Implementing ipld.Node
for Event
This is the Node
interface:
type Node interface {
Kind() Kind
LookupByString(key string) (Node, error)
LookupByNode(key Node) (Node, error)
LookupByIndex(idx int64) (Node, error)
LookupBySegment(seg PathSegment) (Node, error)
MapIterator() MapIterator
ListIterator() ListIterator
Length() int64
IsAbsent() bool
IsNull() bool
AsBool() (bool, error)
AsInt() (int64, error)
AsFloat() (float64, error)
AsString() (string, error)
AsBytes() ([]byte, error)
AsLink() (Link, error)
Prototype() NodePrototype
}
This is effectively a union of all the possible behaviours of an IPLD data type. Typically if you have a Node
you will switch on the underlying type of it to figure out what methods to call. For example:
func prettyPrintNode(node ipld.Node, indent int) (string, err) {
switch node.Kind() {
case ipld.Kind_String:
strValue, err := node.AsString()
return strings.Repeat(" ", indent) + strValue
... // and so on for other cases
}
}
An immediate question that occurred to me here is ‘what would this look like for recursive structures like a map?’. This is what the MapIterator
and ListIterator
interfaces are for.
func prettyPrintNode(node ipld.Node, indent int) (string, err) {
switch node.Kind() {
...
case ipld.Kind_Map:
result := ""
mapIter := node.MapIterator()
for !mapIter.Done() {
keyNode, valueNode, err := mapIter.Next()
if err != nil {
return "", err
}
keyStr, err := prettyPrintNode(keyNode, indent + 2)
if err != nil {
return "", err
}
valueStr, err := prettyPrintNode(valueNode, indent + 2)
if err != nil {
return "", err
}
indentString = strings.Repeat(" ", indent)

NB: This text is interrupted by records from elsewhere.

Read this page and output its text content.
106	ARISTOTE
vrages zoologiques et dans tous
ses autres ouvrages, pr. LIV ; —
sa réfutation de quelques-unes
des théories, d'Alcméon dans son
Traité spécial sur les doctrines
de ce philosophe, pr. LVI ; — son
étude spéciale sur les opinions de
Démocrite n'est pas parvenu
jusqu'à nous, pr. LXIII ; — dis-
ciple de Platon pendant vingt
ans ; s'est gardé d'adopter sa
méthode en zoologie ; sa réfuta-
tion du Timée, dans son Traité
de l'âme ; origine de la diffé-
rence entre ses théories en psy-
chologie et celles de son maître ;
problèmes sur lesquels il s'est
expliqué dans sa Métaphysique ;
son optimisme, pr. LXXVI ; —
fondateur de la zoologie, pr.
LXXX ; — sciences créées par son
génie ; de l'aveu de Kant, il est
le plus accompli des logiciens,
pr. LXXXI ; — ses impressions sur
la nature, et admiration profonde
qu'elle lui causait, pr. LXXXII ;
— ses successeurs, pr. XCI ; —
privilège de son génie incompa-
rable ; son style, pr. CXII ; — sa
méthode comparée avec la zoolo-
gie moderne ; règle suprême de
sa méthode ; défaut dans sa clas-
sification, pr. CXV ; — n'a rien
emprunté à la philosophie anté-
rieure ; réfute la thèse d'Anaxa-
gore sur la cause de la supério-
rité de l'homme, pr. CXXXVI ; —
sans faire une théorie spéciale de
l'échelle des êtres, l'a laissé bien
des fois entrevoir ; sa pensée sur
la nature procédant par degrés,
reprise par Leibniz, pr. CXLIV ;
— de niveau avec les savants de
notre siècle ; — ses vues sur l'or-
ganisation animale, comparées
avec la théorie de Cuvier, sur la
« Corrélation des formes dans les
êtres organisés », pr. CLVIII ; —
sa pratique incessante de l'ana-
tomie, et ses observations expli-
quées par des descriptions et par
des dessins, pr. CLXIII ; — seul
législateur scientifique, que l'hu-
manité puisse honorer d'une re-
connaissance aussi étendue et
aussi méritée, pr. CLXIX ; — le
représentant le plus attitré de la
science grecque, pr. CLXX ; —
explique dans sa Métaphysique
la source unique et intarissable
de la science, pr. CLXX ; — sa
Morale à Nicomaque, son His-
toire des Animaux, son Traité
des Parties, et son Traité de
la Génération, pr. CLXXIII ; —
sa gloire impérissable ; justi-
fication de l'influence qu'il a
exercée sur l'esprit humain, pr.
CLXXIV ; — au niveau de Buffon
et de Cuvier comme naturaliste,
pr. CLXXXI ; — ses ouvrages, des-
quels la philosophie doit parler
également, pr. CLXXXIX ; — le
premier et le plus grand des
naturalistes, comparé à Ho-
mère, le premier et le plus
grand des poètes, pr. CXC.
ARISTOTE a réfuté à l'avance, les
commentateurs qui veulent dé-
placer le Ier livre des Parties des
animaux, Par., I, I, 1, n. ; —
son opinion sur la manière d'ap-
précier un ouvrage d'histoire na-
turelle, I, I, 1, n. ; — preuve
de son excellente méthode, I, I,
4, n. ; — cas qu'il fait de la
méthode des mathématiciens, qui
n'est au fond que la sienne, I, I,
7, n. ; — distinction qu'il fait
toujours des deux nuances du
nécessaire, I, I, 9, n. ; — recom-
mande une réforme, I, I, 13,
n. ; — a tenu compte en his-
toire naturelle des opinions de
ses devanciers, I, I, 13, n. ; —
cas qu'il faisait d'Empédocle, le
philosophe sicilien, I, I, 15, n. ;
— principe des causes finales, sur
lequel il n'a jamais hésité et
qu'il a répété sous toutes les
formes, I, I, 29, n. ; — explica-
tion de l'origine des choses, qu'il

return indentString + "key: " + keyStr + "\n" + indentString + valueStr, nil
}
... // and so on for other cases
}
}
We use the MapIterator
to iterate over the values of the map and render them recursively.
To implement this for Event
we throw an error for all of the As*
methods. We also implement things like LookupByString
and Length
with with appropriate implementations - again look at the linked example for details. The most interesting part of the implmentation is the implementation of MapIterator
. To implement this we need something that stores some kind of iteration progress, here’s what that looks like:
type eventMapIterator struct {
event *Event
currentIndex uint
}
func (ei *eventMapIterator) Done() bool {
return ei.currentIndex > 1
}
func (ei *eventMapIterator) Next() (ipld.Node, ipld.Node, error) {
switch ei.currentIndex {
case 0:
ei.currentIndex += 1
return basicnode.NewString("name"), basicnode.NewString(ei.event.name), nil
case 1:
ei.currentIndex += 1
previous := ipld.Null
if ei.event.previous != nil {
previous = basicnode.NewLink(cidlink.Link{Cid: *ei.event.previous})
}
return basicnode.NewString("previous"), previous, nil
default:
return nil, nil, fmt.Errorf("Next() called on mapiterator which is Done")
}
}
Most of this should speak for itself, with the exception of the use of basicnode
. This is a package I alluded to earlier which contains implementations of ipld.Node
for all the basic Go types, here we use that package to construct nodes for the basic types of our event map.
With this Node
implementation our work is done, we can read and write events from our Event
struct to anything which speaks the IPFS HTTP API. You can build the example application to have a play with this if you like.
Conclusion
I’ve reviewed all the moving parts required to work with go-ipld-prime
. It may seem like there is a lot going on here, but in practice there is code generation tooling which is intended to remove much of this from the programmers consciousness. Nevertheless, this article is hopefully useful if you need to do something more complicated than simply serializing and deserializing Go types - such as implementing a new codec, which I will cover in another post.